While its structure is hardly novel – chronicling the rise of Sweden’s all-time record goalscorer from humble beginnings as the son of Balkan immigrants in the Rosengård district of Malmö to his high-profile transfer to Italian giants Juventus in 2004 – in opting to shift the focus to its subject’s off-field antics, Sjögren’s movie becomes something deeper and more interesting. Disruptive at school, talented but temperamental on the pitch, the film explores Zlatan’s poverty-stricken childhood and dysfunctional family life not as a tool to push the rags-to-riches tale but to instead examine how his environment ultimately shaped him.

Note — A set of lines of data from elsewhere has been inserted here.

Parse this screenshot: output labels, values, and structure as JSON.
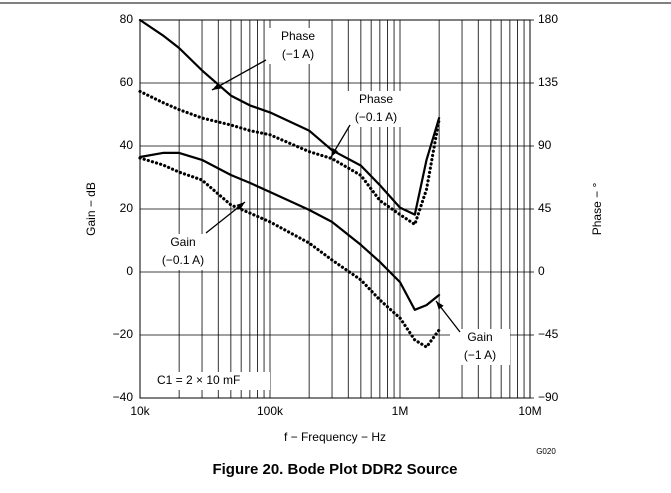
{
  "chart_data": {
    "type": "line",
    "title": "Figure 20. Bode Plot DDR2 Source",
    "x_label": "f − Frequency − Hz",
    "y_label": "Gain − dB",
    "y2_label": "Phase − °",
    "log_x": true,
    "grid": true,
    "x": [
      10000,
      15000,
      20000,
      30000,
      50000,
      70000,
      100000,
      200000,
      300000,
      500000,
      700000,
      1000000,
      1300000,
      1600000,
      2000000
    ],
    "series": [
      {
        "name": "Gain (−1 A)",
        "color": "#000000",
        "dash": "solid",
        "values": [
          36.5,
          37.8,
          37.8,
          35.6,
          30.8,
          28.3,
          25.4,
          19.7,
          15.9,
          8.6,
          3.2,
          -3.2,
          -12,
          -10.5,
          -7.3
        ]
      },
      {
        "name": "Gain (−0.1 A)",
        "color": "#000000",
        "dash": "dotted",
        "values": [
          36.2,
          34,
          31.7,
          29.2,
          21.3,
          18.7,
          15.9,
          9.2,
          3.8,
          -2.5,
          -8.9,
          -14.6,
          -21.6,
          -23.8,
          -18.4
        ]
      },
      {
        "name": "Phase (−1 A)",
        "color": "#000000",
        "dash": "solid",
        "axis": "y2",
        "values": [
          180,
          169,
          160,
          144,
          126,
          119,
          114,
          101,
          87,
          76,
          62,
          46,
          41,
          80,
          110
        ]
      },
      {
        "name": "Phase (−0.1 A)",
        "color": "#000000",
        "dash": "dotted",
        "axis": "y2",
        "values": [
          129,
          121,
          116,
          110,
          105,
          101,
          98,
          86,
          81,
          69,
          51,
          41,
          34,
          59,
          109
        ]
      }
    ],
    "xlim": [
      10000,
      10000000
    ],
    "xticks": [
      {
        "value": 10000,
        "label": "10k"
      },
      {
        "value": 100000,
        "label": "100k"
      },
      {
        "value": 1000000,
        "label": "1M"
      },
      {
        "value": 10000000,
        "label": "10M"
      }
    ],
    "ylim": [
      -40,
      80
    ],
    "yticks": [
      {
        "value": -40,
        "label": "−40"
      },
      {
        "value": -20,
        "label": "−20"
      },
      0,
      20,
      40,
      60,
      80
    ],
    "y2lim": [
      -90,
      180
    ],
    "y2ticks": [
      {
        "value": -90,
        "label": "−90"
      },
      {
        "value": -45,
        "label": "−45"
      },
      0,
      45,
      90,
      135,
      180
    ],
    "annotations": [
      {
        "lines": [
          "Phase",
          "(−1 A)"
        ]
      },
      {
        "lines": [
          "Phase",
          "(−0.1 A)"
        ]
      },
      {
        "lines": [
          "Gain",
          "(−0.1 A)"
        ]
      },
      {
        "lines": [
          "Gain",
          "(−1 A)"
        ]
      }
    ],
    "note": "C1 = 2 × 10 mF",
    "code": "G020"
  }
}
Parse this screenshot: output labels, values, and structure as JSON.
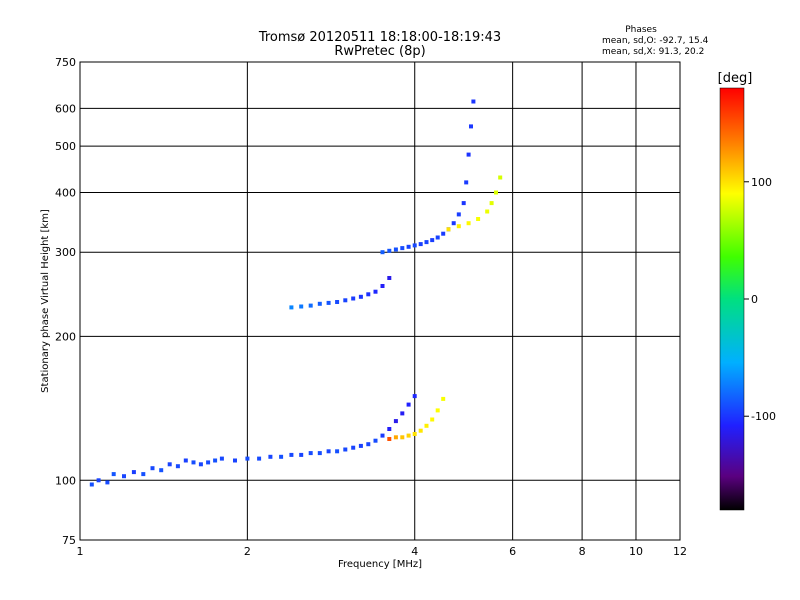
{
  "chart_data": {
    "type": "scatter",
    "title": "Tromsø 20120511 18:18:00-18:19:43",
    "subtitle": "RwPretec (8p)",
    "xlabel": "Frequency [MHz]",
    "ylabel": "Stationary phase Virtual Height [km]",
    "x_scale": "log",
    "y_scale": "log",
    "xlim": [
      1,
      12
    ],
    "ylim": [
      75,
      750
    ],
    "x_ticks": [
      "1",
      "2",
      "4",
      "6",
      "8",
      "10",
      "12"
    ],
    "x_tick_values": [
      1,
      2,
      4,
      6,
      8,
      10,
      12
    ],
    "y_ticks": [
      "75",
      "100",
      "200",
      "300",
      "400",
      "500",
      "600",
      "750"
    ],
    "y_tick_values": [
      75,
      100,
      200,
      300,
      400,
      500,
      600,
      750
    ],
    "grid": true,
    "phase_info": {
      "heading": "Phases",
      "line1": "mean, sd,O: -92.7, 15.4",
      "line2": "mean, sd,X:  91.3, 20.2"
    },
    "colorbar": {
      "label": "[deg]",
      "range": [
        -180,
        180
      ],
      "ticks": [
        "100",
        "0",
        "-100"
      ],
      "tick_values": [
        100,
        0,
        -100
      ],
      "colormap": "rainbow-black-to-red"
    },
    "series": [
      {
        "x": [
          1.05,
          1.08,
          1.12,
          1.15,
          1.2,
          1.25,
          1.3,
          1.35,
          1.4,
          1.45,
          1.5,
          1.55,
          1.6,
          1.65,
          1.7,
          1.75,
          1.8,
          1.9,
          2.0,
          2.1,
          2.2,
          2.3,
          2.4,
          2.5,
          2.6,
          2.7,
          2.8,
          2.9,
          3.0,
          3.1,
          3.2,
          3.3,
          3.4,
          3.5,
          3.6,
          3.7,
          3.8,
          3.9,
          4.0
        ],
        "y": [
          98,
          100,
          99,
          103,
          102,
          104,
          103,
          106,
          105,
          108,
          107,
          110,
          109,
          108,
          109,
          110,
          111,
          110,
          111,
          111,
          112,
          112,
          113,
          113,
          114,
          114,
          115,
          115,
          116,
          117,
          118,
          119,
          121,
          124,
          128,
          133,
          138,
          144,
          150
        ],
        "phase": [
          -90,
          -95,
          -92,
          -88,
          -94,
          -97,
          -90,
          -93,
          -89,
          -95,
          -92,
          -96,
          -91,
          -94,
          -92,
          -90,
          -93,
          -95,
          -91,
          -92,
          -94,
          -90,
          -93,
          -95,
          -92,
          -91,
          -94,
          -90,
          -93,
          -95,
          -96,
          -94,
          -92,
          -98,
          -110,
          -115,
          -112,
          -108,
          -105
        ]
      },
      {
        "x": [
          2.4,
          2.5,
          2.6,
          2.7,
          2.8,
          2.9,
          3.0,
          3.1,
          3.2,
          3.3,
          3.4,
          3.5,
          3.6
        ],
        "y": [
          230,
          231,
          232,
          234,
          235,
          236,
          238,
          240,
          242,
          245,
          248,
          255,
          265
        ],
        "phase": [
          -70,
          -75,
          -80,
          -85,
          -88,
          -92,
          -95,
          -98,
          -100,
          -102,
          -105,
          -110,
          -115
        ]
      },
      {
        "x": [
          3.5,
          3.6,
          3.7,
          3.8,
          3.9,
          4.0,
          4.1,
          4.2,
          4.3,
          4.4,
          4.5,
          4.6,
          4.7,
          4.8,
          4.9,
          4.95,
          5.0,
          5.05,
          5.1
        ],
        "y": [
          300,
          302,
          304,
          306,
          308,
          310,
          312,
          315,
          318,
          322,
          328,
          335,
          345,
          360,
          380,
          420,
          480,
          550,
          620
        ],
        "phase": [
          -85,
          -88,
          -90,
          -92,
          -95,
          -93,
          -96,
          -94,
          -97,
          -95,
          -98,
          -96,
          -99,
          -97,
          -100,
          -98,
          -101,
          -99,
          -100
        ]
      },
      {
        "x": [
          3.6,
          3.7,
          3.8,
          3.9,
          4.0,
          4.1,
          4.2,
          4.3,
          4.4,
          4.5
        ],
        "y": [
          122,
          123,
          123,
          124,
          125,
          127,
          130,
          134,
          140,
          148
        ],
        "phase": [
          150,
          120,
          110,
          105,
          100,
          98,
          95,
          92,
          90,
          88
        ]
      },
      {
        "x": [
          4.6,
          4.8,
          5.0,
          5.2,
          5.4,
          5.5,
          5.6,
          5.7
        ],
        "y": [
          335,
          340,
          345,
          352,
          365,
          380,
          400,
          430
        ],
        "phase": [
          100,
          95,
          92,
          88,
          85,
          82,
          80,
          78
        ]
      }
    ]
  }
}
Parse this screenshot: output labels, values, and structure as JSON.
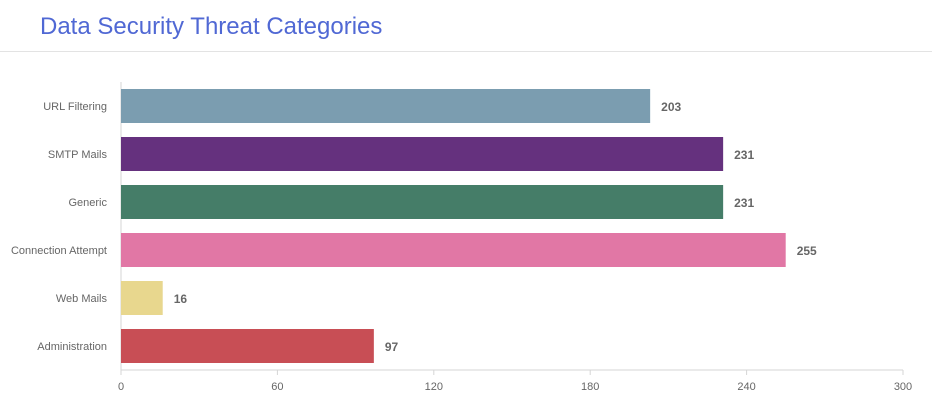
{
  "title": "Data Security Threat Categories",
  "chart_data": {
    "type": "bar",
    "orientation": "horizontal",
    "title": "Data Security Threat Categories",
    "xlabel": "",
    "ylabel": "",
    "xlim": [
      0,
      300
    ],
    "xticks": [
      0,
      60,
      120,
      180,
      240,
      300
    ],
    "grid": false,
    "legend": "none",
    "categories": [
      "URL Filtering",
      "SMTP Mails",
      "Generic",
      "Connection Attempt",
      "Web Mails",
      "Administration"
    ],
    "values": [
      203,
      231,
      231,
      255,
      16,
      97
    ],
    "colors": [
      "#7b9db0",
      "#65317e",
      "#457d68",
      "#e177a5",
      "#e8d78e",
      "#c84e55"
    ],
    "data_labels": [
      "203",
      "231",
      "231",
      "255",
      "16",
      "97"
    ]
  }
}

How the anger and survival instinct helped mould him into Zlatan the player and indeed Zlatan the personality.
Such intriguing storytelling is suitably matched by the performances of the film’s central duo. As the young Ibrahimović, Dominic Andersson Bajraktati dazzles. But it’s Granit Rushiti, playing Zlatan through his late teens and early twenties, who is most striking here. His performance, in which he meticulously captures his character’s mannerisms – the walk, the stance, the dry sense of humour – is made all the more impressive by the fact that Rushiti himself appears to be half-decent with a football at his feet. The sequences at Malmö’s training ground, however fleeting, are some of the most convincing and believable of any football film ever made.
It makes for a story that quickly becomes more than the sum of its parts: an incredibly watchable football film that, needless to say, is not really about football at all. Rather, I Am Zlatan serves as a captivating look at the fine line between success and failure, between hero and villain, and the truth that, sometimes, it takes only the most uncompromising attitude to make it to the very top.